@zooboy28 I actually visited Phillip Island Wildlife Park in May of 2007 and I cannot recall Southern Cassowarries being at the zoo. Would you know when the facility obtained the species? Did they have them back in 2007?
@snowleopard I don't know when they first started keeping them, but it appeared to be well before my first visit in 2013. They have a good number, at least five I think, so I suspect there would have been some there in 2007. I'm not sure where they were sourced from, but would be interested to know.
@snowleopard Same choice of barriers are often used for their closest parent that is equally intimidating and powerful (emus), and also sometimes for ostriches that can be worst when pecking.
a large group of emus are kept in a walk thru paddock here, I had no problems with them and was able to pat several of them, however I kept my hands out of the cassowary enclosures.
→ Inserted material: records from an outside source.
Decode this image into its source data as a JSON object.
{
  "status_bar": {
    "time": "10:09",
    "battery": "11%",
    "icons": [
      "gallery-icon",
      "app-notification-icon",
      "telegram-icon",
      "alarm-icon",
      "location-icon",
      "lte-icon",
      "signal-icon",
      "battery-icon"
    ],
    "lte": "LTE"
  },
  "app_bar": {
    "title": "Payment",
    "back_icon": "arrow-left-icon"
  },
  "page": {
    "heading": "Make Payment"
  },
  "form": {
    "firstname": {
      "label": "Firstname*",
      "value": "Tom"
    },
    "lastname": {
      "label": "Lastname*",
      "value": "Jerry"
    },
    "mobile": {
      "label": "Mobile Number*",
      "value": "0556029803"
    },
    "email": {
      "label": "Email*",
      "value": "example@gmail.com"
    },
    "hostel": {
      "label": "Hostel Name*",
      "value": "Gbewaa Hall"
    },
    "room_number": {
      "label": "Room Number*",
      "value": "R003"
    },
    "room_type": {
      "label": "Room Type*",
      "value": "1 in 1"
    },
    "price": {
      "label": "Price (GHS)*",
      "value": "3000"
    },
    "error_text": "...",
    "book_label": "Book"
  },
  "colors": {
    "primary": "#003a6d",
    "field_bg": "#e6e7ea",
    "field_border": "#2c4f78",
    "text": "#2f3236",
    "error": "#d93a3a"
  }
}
There was at least 5 enclosures for cassowary with 7 individuals. I found them to be a highlight of my visit
Usually cassowaries are not aggresive at all if they're hand-raised from chicks. Papuans keep them in their homes for eat them when full grown, just as if they were domestic chickens. While maybe they're more aggresive than emus by nature (cassowaries are solitary while emus are sociable), there is much myth and social alarmism sensation around their aggresivity, like in sharks or wolves. Tons of books, websites or even zoo displays talk about "the bird that kill persons with the claw of the inner toes", but very few of them said that it was just ONE cassowary recorded to kill persons and these persons were two kids that were killing the cassowary previously by struggling it, so the bird just went self-defensive for its own life.
Anyway, even counting if they're aggresive birds, I see no problem in a wall that don't let the birds to kick people, just peck (and seems that they need to jump a bit to peck!)